PyBaMM 23.9 is finally here! This release marks the change to a new release schedule with three releases a year, aiming to publish the new versions at the end of January, May and September (ish). We would like to thank all the contributors who made this release possible.
The full list of changes can be found in the CHANGELOG file, but here we provide a deeper overview of the main features of this release.
The number of required dependencies for PyBaMM has now been reduced to: NumPy, SciPy, CasADi, XArray and anytree. This will be the only dependencies installed when running
pip install pybamm
In addition, PyBaMM has a number of optional dependencies for different functionalities. If using pip
, optional PyBaMM dependencies can be installed as optional extras, e.g.
pip install pybamm"[dev,plot]"
where [dev,plot]
specify the optional sets of dependencies to install (see the docs for more information about all the options).
To install all optional dependencies the command is
pip install pybamm"[all]"
From this version onwards, SEI (including SEI on cracks) and lithium plating models an be included in both the positive and the negative electrodes by passing a tuple of options, e.g.
model = pybamm.lithium_ion.DFN({"SEI": ("reaction limited", "reaction limited")})
To maintain the previous functionality, if a tuple is not given and "working electrode"
is set to "both"
(i.e. a full cell) then the setting will be applied only to the negative electrode. This change allows to use degradation models in half-cells, as shown in this example notebook.
Note that this functionality introduced a breaking change as now all the variables corresponding to SEI, SEI on cracks and lithium plating have domains, e.g. SEI thickness [m]
is no longer valid and Negative SEI thickness [m]
or Positive SEI thickness [m]
need to be used instead.
Another feature available in this version is empirical hysteresis for the particle diffusivity and the intercalation exchange-current density, which add to the existing functionality for hysteresis of the open-circuit potential. This means that these parameter functions can now be defined separately for lithiation and delithiation.

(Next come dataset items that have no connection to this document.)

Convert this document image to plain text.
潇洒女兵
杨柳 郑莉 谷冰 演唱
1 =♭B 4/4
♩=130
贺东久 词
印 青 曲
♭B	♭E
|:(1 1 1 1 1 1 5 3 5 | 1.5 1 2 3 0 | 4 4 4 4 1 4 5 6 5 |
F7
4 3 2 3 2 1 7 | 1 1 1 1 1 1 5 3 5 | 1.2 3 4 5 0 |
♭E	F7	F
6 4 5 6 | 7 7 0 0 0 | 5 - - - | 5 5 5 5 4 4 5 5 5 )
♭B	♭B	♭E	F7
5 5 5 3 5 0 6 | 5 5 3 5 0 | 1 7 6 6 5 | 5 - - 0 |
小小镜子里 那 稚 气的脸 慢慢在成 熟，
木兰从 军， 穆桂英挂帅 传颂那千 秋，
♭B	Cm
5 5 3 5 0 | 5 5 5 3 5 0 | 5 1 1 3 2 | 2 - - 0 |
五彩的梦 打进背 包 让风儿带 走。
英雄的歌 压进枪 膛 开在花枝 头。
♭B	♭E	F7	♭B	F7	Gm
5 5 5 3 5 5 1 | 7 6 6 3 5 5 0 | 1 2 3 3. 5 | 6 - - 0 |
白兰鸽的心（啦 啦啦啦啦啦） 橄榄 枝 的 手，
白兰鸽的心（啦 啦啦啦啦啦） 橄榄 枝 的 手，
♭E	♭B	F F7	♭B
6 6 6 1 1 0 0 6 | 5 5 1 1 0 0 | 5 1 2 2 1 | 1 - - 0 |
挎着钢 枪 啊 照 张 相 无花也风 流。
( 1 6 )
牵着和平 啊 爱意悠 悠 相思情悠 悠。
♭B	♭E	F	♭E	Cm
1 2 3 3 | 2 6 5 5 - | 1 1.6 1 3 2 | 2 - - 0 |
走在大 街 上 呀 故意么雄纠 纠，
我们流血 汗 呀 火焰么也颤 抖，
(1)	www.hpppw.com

This functionality can be enabled by passing additional options to the model:
model = pybamm.lithium_ion.SPMe(
{
"open-circuit potential": ("current sigmoid", "single"),
"exchange-current density": ("current sigmoid", "single"),
"diffusivity": ("current sigmoid", "single"),
}
)
where the tuples specify different behaviours for each electrode. The parameter values then need to be updated to provide the values for lithiation and delithiation accordingly, as shown in this example script.
NumPy functions now work with PyBaMM symbols, which means they can be used directly (e.g. np.exp(pybamm.Symbol("a"))

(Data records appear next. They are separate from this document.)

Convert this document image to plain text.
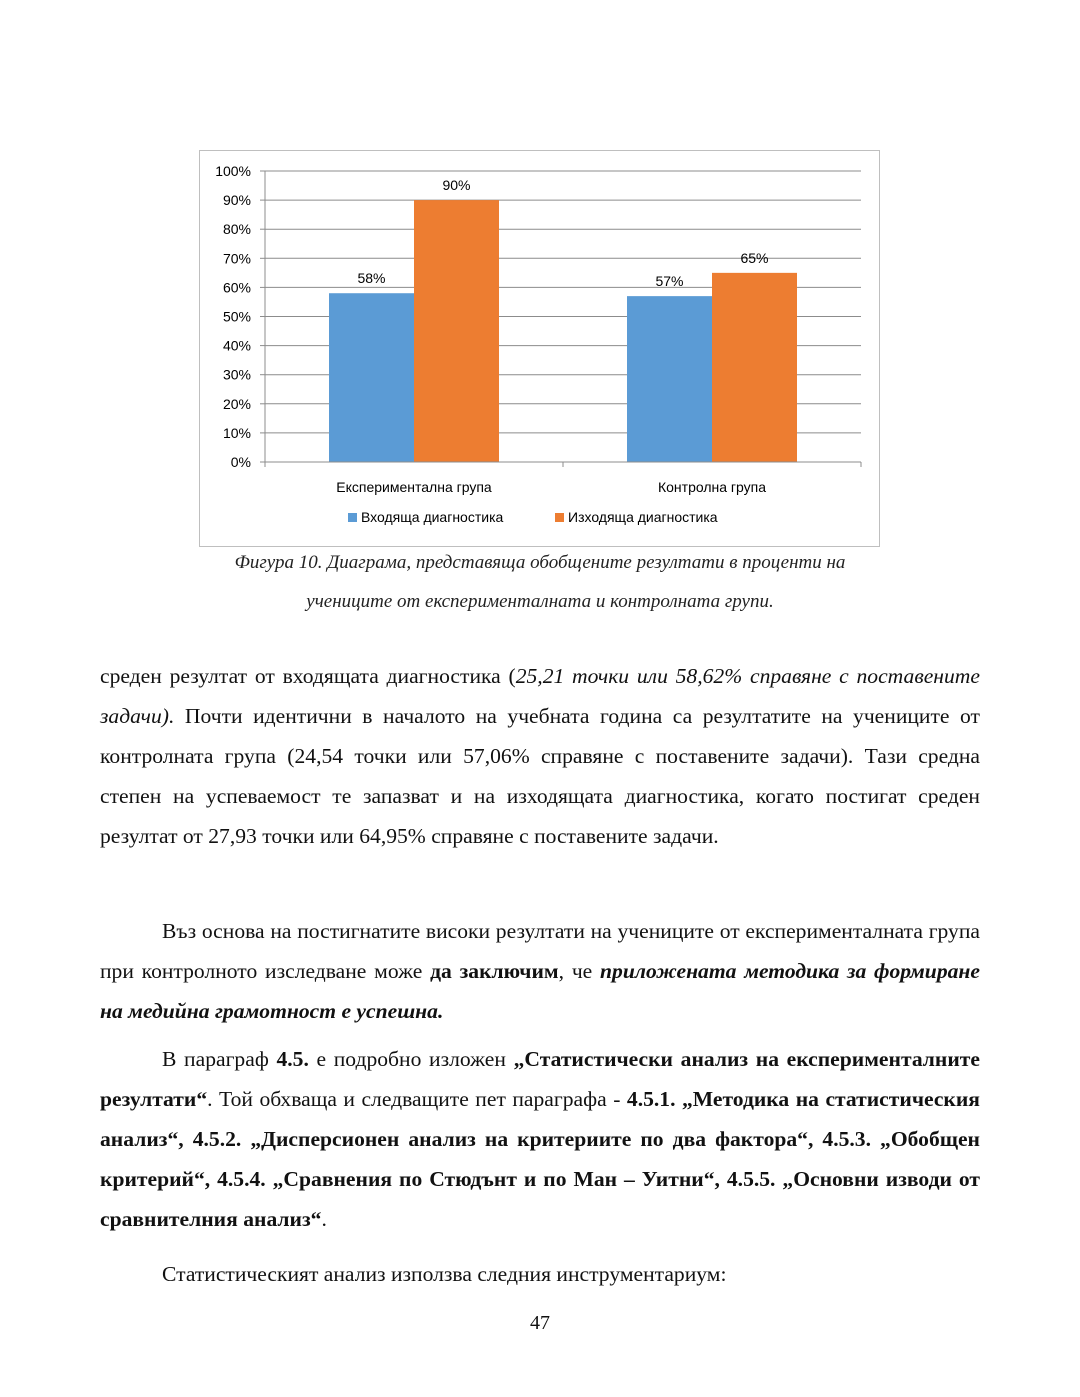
58%
90%
57%
65%
0%
10%
20%
30%
40%
50%
60%
70%
80%
90%
100%
Експериментална група	Контролна група
Входяща диагностика	Изходяща диагностика
Фигура 10. Диаграма, представяща обобщените резултати в проценти на
учениците от експерименталната и контролната групи.

среден резултат от входящата диагностика (25,21 точки или 58,62% справяне с поставените задачи). Почти идентични в началото на учебната година са резултатите на учениците от контролната група (24,54 точки или 57,06% справяне с поставените задачи). Тази средна степен на успеваемост те запазват и на изходящата диагностика, когато постигат среден резултат от 27,93 точки или 64,95% справяне с поставените задачи.

Въз основа на постигнатите високи резултати на учениците от експерименталната група при контролното изследване може да заключим, че приложената методика за формиране на медийна грамотност е успешна.

В параграф 4.5. е подробно изложен „Статистически анализ на експерименталните резултати“. Той обхваща и следващите пет параграфа - 4.5.1. „Методика на статистическия анализ“, 4.5.2. „Дисперсионен анализ на критериите по два фактора“, 4.5.3. „Обобщен критерий“, 4.5.4. „Сравнения по Стюдънт и по Ман – Уитни“, 4.5.5. „Основни изводи от сравнителния анализ“.

Статистическият анализ използва следния инструментариум:

47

) instead of calling the PyBaMM function (e.g. pybamm.exp(pybamm.Symbol("a"))
). Additionally, NumPy arrays are now automatically converted to PyBaMM arrays, so the former can be combined with PyBaMM objects.
The Multi-Species Multi-Reaction (MSMR) model, from Baker & Verbrugge (2018) is now available in PyBaMM. The syntax of the model is
model = pybamm.lithium_ion.MSMR({"number of MSMR reactions": ("6", "4")})
and the number of reactions in each electrode needs to be specified (in this case we use 6 reactions in the negative electrode and 4 reactions in the positive one). An example of this model, with detailed explanation, can be found in this notebook.
The notation around thermal models for pouch cells has now been improved. The main breaking change is that now the "lumped"
thermal option always uses the parameters "Cell cooling surface area [m2]"
, "Cell volume [m3]"
and "Total heat transfer coefficient [W.m-2.K-1]"
to compute the cell cooling regardless of the chosen "cell geometry"
option. When accounting for a pouch cell, the correct values for these parameters must be provided by the user.
The example notebooks for thermal models and pouch cell models have now been updated to reflect these changes.